Brain injury expert Professor Patria Hume, PhD, FISBS, FRSNZ, warns there "will be a death" in RUNIT competitions. In communication with Concussion Alliance, Dr. Hume paints a worrying picture of RUNIT and the Run It Challenge: "In RunIt, two participants face off—one runs at full speed, the other prepares to tackle. The goal is to generate a single, powerful impact. After the first collision, the roles are reversed and the second round is played. The winner is typically the participant who dominates the impact, either by remaining standing, overpowering the other, or causing a more dramatic result." After a brutal collision at the RUNIT competition trials at the Trust Arena in Auckland, "one man hit the ground and began convulsing, his body visibly shaking, as onlookers rushed to help," causing Stacey Mowbray, CEO of Headway Brain Injury UK, to sound the alarm, "There is immediate brain damage happening right then and there." Concussion Alliance is deeply concerned that the RUNIT League plans to bring the competition to the United States, the UK, and Saudi Arabia later this year.

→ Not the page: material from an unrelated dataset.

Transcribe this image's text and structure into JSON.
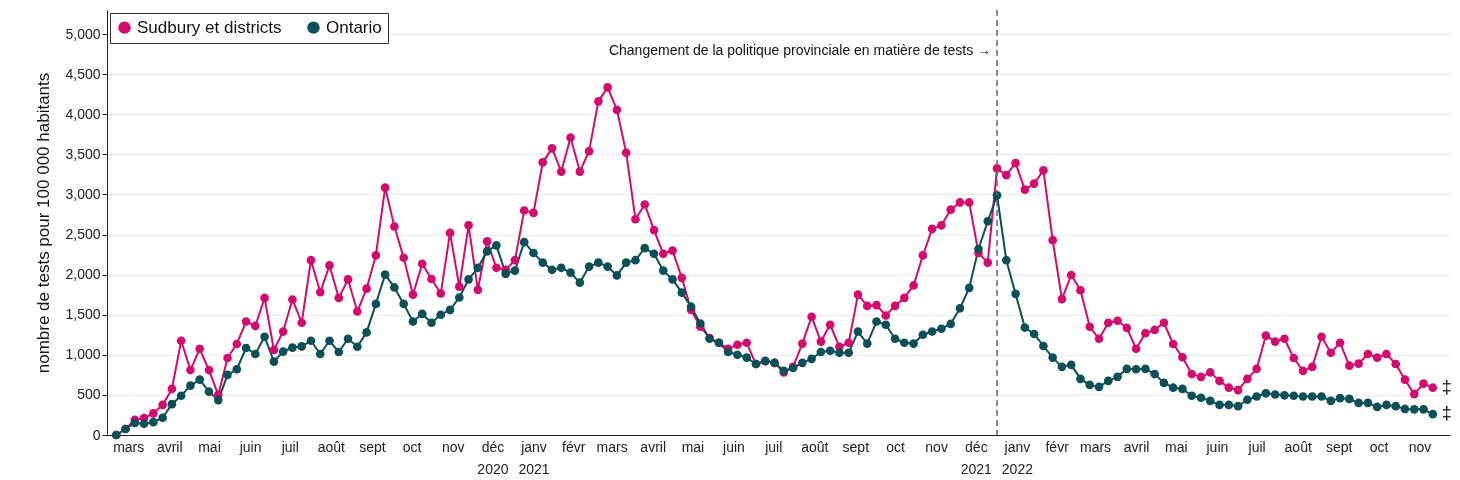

Dr. Hume is a leading concussion researcher and Professor of Human Performance at the Auckland University of Technology in New Zealand and has been vocal about the level of danger posed both by the sport's inherent risks and by the "lack of safety measures and regulations."

"The biomechanics of RunIt collisions are comparable to severe car crashes. When two 105 kg participants (average body mass of rugby players) sprint towards each other, the impact force can exceed 16,800 Newtons. This force is over three times that of a professional boxer's punch and more than 1.5 times the force of falling from two meters. Such high-impact collisions carry a significant risk of severe brain injury, fractures, and death," Dr. Hume told Concussion Alliance. 

There is already pushback against RUNIT events, with Auckland's Trust Arena declining to host a RUNIT championship $200,000 finals event following "'overwhelming concern for the high-risk nature of the event,'" according to an article in The New Zealand Herald by Benjamin Plummer. In The Sydney Morning Herald, Nadine Roberts and Poppy Clark report that two similar events planned for Auckland were canceled after organizers failed to obtain the necessary permits.